# aromatherapy - the scented discussion thread



## redambition (Apr 6, 2007)

any other essential oil nuts out there? 
	

	
	
		
		

		
			





 thought i'd start a thread for aromatherapy afficiondos and people interested in finding out more about it.

i've long been a fan of essential oils and aromatherapy, but my interest has grown substanially recently (much to the dismay of my credit card - hah!)

i'm re-reading 'aromatherapy an a-z' by patricia davis and i am rediscovering many things i forgot about since my last read of the book. it's really amazing how complex some of these oils are.. and how they can affect the body.

one thing i am on the lookout for are useful oils to keep at work, to create a happy, stress-reduced environment. my prerequisites are that they must be safe for use during pregnancy (i work in a big office and someone is always expecting), and the scent must be largely pleasant to many people. if anyone knows of any unusual ones it would be much appreciated.

if you have any unrelated questions, experiences or want to join in to the discussion, feel free


----------



## spectrolite (Apr 6, 2007)

I'm not an aromatherapy expert but I do enjoy burning oils and using them in my bath or to fragrance my skin and hair. One oil in particular comes to mind when I think stress relief and creating a happy environment and that oil is called *May Chang*. It's absolutely beautiful. It has a very sweet lemon scent almost like Lemon and Vanilla mixed together. I call it the happy oil because when ever I burn it I feel uplifted and happy. Customers really like it too. When I burn it at work I always get people asking me what the smell is and because I always talk it up it is our number one selling oil. Give it a go! 

P.s I just visited a site that said it is safe to use after the first 4 months of pregnancy. Maybe do a bit more research and see what your book has to say about it.


----------



## redambition (Apr 6, 2007)

oooh - that's a new one to me 
	

	
	
		
		

		
		
	


	




 it's not in the book i'm re-reading (the copy i have is an old edition.. the new one is on it's way to me). 

i can't find any info contra-ing the use during pregnancy as of yet, but i have found a warning not to use it on children as it's a stimulant. (but this goes for any oil with stimulant properties - a no no for children).

thank you - this one looks like one that i am going to have to try! I'll try and confirm if it's safe for pregnant women before i take it to work though.


----------



## lara (Apr 9, 2007)

Try some neroli - it's considered safe when not used topically, and it's a lovely refreshing smell that is neither overtly feminine nor super-sweet.


----------



## redambition (Apr 9, 2007)

thanks lara - neroli is lovely. i quite like it (hope everyone at work does too now... hah!)

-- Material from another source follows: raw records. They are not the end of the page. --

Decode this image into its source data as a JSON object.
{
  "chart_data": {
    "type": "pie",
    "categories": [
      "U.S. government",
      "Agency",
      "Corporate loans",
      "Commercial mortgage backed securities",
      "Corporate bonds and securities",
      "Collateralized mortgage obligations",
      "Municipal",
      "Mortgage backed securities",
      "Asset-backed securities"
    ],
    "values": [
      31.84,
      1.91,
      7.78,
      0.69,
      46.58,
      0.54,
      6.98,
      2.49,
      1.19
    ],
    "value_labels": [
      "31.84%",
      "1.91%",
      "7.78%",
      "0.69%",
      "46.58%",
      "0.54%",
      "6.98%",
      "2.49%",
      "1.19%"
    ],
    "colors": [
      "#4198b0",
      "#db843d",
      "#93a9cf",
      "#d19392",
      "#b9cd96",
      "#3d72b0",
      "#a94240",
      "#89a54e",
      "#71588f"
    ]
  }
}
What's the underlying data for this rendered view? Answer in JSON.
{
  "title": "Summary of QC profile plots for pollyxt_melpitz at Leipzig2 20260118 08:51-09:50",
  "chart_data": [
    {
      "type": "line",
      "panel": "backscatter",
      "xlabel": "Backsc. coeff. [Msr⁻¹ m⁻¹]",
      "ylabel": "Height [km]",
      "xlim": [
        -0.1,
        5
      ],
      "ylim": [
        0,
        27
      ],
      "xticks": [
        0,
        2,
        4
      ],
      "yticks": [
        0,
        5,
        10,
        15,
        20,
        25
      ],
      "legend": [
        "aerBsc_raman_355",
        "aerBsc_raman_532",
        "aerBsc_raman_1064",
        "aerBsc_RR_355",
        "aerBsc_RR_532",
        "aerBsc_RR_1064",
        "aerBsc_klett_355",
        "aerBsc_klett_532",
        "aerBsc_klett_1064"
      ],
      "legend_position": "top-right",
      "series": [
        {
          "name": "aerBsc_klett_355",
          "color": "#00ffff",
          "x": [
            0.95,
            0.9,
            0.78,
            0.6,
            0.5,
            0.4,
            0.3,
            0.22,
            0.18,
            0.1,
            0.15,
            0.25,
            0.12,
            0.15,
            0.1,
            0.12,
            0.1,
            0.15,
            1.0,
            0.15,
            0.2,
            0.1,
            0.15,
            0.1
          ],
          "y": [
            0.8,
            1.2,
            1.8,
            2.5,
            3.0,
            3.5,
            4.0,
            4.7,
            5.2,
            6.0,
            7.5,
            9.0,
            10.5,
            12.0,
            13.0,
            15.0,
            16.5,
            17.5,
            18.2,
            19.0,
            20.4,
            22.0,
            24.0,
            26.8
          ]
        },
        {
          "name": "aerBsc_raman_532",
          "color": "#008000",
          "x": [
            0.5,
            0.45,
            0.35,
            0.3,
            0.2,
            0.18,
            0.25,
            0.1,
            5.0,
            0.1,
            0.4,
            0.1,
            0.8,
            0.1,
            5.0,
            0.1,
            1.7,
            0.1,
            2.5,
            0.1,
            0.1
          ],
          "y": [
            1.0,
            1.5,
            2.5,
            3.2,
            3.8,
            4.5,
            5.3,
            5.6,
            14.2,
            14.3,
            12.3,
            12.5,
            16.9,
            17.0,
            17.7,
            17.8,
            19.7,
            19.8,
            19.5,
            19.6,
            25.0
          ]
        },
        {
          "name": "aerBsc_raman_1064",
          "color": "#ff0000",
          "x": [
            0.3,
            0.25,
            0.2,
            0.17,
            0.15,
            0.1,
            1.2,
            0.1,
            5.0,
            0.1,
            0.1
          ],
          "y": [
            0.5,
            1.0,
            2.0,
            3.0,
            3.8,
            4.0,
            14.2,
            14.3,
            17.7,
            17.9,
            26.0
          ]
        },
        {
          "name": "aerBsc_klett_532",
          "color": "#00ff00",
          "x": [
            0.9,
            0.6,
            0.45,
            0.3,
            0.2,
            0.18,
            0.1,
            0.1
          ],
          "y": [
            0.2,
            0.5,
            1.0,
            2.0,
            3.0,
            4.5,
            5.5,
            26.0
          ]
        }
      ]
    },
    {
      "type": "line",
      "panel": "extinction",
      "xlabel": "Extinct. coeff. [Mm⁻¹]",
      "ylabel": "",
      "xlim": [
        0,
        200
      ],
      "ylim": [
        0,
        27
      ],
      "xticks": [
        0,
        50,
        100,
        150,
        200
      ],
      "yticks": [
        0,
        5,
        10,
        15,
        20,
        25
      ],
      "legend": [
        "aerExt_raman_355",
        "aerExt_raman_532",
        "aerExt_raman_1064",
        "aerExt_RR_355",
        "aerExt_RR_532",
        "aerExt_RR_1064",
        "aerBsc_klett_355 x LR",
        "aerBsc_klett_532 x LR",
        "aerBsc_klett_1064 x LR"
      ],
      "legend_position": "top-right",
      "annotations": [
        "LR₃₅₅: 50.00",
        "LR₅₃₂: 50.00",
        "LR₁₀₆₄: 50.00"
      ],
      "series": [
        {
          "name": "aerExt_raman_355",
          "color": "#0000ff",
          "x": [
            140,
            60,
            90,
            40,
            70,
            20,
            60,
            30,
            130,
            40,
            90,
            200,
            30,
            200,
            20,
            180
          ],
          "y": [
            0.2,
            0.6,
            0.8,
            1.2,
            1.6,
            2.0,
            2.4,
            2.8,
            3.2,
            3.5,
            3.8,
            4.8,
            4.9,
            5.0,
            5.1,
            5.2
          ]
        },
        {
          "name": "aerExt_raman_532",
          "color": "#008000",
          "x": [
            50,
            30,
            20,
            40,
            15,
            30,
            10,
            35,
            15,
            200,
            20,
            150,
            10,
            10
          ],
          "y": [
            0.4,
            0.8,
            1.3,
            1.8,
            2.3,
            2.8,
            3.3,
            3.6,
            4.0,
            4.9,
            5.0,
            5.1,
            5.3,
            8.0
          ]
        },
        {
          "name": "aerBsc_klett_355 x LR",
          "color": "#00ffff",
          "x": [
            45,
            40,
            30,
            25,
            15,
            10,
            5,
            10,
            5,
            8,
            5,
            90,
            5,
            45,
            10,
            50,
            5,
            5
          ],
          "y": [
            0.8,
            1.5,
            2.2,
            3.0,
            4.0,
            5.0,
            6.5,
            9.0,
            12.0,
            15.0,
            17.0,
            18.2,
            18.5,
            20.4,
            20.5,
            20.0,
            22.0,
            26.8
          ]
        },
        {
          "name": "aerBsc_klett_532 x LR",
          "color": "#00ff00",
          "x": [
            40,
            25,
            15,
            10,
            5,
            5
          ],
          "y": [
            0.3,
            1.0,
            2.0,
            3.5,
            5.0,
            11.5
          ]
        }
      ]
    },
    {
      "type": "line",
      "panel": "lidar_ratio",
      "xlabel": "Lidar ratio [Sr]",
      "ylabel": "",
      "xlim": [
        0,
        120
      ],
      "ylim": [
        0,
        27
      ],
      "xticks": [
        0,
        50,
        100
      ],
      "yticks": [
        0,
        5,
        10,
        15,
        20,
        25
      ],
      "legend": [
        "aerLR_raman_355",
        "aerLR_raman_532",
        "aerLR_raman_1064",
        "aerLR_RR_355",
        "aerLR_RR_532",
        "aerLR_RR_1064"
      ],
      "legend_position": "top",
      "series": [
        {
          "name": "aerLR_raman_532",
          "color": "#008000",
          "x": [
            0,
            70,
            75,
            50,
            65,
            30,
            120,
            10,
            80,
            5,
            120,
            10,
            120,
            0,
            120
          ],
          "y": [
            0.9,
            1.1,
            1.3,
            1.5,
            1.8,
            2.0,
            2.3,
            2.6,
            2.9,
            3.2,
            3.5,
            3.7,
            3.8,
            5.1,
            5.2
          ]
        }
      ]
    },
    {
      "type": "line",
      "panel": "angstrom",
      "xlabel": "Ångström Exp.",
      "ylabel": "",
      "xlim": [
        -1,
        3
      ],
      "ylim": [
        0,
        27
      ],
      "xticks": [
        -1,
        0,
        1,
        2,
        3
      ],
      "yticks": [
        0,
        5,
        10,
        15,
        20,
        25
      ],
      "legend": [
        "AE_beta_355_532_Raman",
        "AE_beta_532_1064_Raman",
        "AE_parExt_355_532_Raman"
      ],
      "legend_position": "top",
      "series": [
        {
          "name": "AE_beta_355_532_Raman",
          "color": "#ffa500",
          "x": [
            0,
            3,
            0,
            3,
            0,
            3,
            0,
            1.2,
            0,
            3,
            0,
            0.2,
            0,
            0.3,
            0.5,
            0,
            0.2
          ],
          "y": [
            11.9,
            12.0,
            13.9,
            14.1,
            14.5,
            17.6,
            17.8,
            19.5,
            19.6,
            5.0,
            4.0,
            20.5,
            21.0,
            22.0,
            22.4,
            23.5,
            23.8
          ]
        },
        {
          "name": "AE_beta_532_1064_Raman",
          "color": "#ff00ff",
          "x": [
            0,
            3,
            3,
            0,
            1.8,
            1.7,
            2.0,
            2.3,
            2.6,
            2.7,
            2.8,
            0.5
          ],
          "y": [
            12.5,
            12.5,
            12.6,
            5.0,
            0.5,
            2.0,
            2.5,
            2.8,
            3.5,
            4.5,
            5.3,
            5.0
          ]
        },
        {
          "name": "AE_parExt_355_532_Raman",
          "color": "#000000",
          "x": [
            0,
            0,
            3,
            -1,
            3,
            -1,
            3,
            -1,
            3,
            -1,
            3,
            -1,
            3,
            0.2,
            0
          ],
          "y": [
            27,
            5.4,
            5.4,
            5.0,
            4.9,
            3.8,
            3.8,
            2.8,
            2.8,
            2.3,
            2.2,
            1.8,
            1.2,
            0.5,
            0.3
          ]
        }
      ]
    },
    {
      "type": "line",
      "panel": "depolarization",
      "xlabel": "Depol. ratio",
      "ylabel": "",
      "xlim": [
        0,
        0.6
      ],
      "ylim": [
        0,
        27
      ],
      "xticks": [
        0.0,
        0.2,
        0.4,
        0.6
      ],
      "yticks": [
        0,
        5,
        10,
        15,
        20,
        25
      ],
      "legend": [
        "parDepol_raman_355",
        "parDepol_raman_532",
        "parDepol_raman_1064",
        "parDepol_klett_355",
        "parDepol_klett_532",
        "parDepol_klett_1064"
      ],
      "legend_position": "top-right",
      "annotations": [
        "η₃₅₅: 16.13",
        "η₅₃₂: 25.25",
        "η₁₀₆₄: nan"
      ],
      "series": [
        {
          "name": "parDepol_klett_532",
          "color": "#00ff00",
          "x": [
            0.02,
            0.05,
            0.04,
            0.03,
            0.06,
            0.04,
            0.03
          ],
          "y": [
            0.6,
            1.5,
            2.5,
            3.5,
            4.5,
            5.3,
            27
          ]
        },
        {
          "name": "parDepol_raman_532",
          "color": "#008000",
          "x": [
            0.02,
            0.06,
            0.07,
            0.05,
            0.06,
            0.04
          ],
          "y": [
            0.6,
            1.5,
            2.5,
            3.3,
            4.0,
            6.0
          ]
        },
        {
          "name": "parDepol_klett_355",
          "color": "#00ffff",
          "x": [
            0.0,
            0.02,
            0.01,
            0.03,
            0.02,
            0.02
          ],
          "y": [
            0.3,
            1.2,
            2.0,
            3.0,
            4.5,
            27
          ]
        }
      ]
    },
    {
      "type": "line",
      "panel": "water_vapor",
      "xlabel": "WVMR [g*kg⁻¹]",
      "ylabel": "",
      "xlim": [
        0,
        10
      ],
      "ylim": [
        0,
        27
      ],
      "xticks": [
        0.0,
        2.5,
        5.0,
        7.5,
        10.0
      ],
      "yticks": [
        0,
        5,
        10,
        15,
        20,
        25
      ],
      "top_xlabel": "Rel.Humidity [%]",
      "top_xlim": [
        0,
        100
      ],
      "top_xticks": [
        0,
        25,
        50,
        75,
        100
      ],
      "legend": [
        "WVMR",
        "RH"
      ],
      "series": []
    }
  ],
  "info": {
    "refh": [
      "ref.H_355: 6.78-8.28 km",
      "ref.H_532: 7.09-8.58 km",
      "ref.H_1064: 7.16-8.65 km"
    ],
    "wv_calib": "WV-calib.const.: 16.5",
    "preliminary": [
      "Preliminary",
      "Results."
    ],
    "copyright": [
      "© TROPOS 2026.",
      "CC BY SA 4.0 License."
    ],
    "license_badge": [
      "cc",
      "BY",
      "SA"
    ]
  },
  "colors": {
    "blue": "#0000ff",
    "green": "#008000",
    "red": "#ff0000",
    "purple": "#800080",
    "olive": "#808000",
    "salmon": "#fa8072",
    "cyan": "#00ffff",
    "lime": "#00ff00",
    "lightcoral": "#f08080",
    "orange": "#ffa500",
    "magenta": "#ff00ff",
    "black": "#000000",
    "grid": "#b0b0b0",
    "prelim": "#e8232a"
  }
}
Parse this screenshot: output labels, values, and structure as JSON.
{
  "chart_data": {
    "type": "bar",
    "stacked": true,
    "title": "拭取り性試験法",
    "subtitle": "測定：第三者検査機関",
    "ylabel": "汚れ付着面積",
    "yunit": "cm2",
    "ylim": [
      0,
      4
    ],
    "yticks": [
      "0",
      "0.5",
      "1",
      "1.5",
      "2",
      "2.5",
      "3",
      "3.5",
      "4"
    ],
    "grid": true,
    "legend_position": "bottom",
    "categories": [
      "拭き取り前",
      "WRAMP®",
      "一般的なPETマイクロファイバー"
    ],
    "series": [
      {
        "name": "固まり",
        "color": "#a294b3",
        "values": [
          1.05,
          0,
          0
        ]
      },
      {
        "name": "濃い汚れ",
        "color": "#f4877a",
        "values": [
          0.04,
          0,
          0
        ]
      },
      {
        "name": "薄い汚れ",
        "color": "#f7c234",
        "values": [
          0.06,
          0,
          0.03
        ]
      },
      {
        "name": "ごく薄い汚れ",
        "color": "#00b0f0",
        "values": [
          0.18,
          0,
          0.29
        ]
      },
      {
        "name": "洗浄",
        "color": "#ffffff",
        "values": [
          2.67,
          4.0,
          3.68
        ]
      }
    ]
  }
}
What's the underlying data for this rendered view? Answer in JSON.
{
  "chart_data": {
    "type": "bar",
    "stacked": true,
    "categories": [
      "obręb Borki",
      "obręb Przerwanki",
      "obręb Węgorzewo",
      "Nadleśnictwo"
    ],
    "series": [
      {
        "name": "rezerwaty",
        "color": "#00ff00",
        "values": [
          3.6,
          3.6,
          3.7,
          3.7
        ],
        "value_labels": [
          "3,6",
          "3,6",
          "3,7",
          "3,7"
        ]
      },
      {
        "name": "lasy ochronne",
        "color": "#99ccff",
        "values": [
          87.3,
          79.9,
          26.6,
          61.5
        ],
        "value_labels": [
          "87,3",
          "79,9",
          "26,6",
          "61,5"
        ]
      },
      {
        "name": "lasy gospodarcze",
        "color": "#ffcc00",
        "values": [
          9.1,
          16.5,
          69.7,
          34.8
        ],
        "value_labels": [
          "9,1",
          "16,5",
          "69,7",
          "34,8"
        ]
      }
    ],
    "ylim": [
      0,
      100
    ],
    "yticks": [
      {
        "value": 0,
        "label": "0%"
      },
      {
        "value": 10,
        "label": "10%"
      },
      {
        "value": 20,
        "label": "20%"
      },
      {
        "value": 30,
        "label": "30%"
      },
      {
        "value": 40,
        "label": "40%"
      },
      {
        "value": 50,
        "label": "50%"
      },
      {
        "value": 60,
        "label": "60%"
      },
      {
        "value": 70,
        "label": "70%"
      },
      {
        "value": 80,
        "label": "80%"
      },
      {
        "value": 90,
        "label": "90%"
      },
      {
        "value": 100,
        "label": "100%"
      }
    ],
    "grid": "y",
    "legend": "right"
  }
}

aside note - i found may chang in my a-z 
	

	
	
		
		

		
		
	


	




 it was in there under it's latin name - litsea cubeba.


----------



## GreekChick (Apr 11, 2007)

If you`d like to incorporate aromatherapy into skincare, then you should look into the Decleor skincare. They have all kinds of essential oils that target specific skintypes ( for example, I am currently using the Ylang Ylang Aromessence oil in the morning (2-3 drops will do) under my moisturiser, and the Ylang Ylang Night Balm before I go to bed). I have combination/oily skin and Ylang Ylang is good at purifying and balancing skin. My skin has become normal and my pimples and old acne scars have cleared up. It seems counterintuitive to fight oils with oils but it really does work!!! And it smells so amazing! It really helps to calm you at night. The smells vary. For dry skin, there's the Neroli oil, For mature skin, the Iris oil, and for sensitive skin, The Rose D'Orient. 
You should take a look at their website, the ingredients are 100% natural and the oils are 100% pure.
www.decleor.com


----------



## ledonatella (May 26, 2007)

I work for Aveda and I just took a few Aromaology courses and have lots of info on it in case you have any questains on certain oils, etc.


----------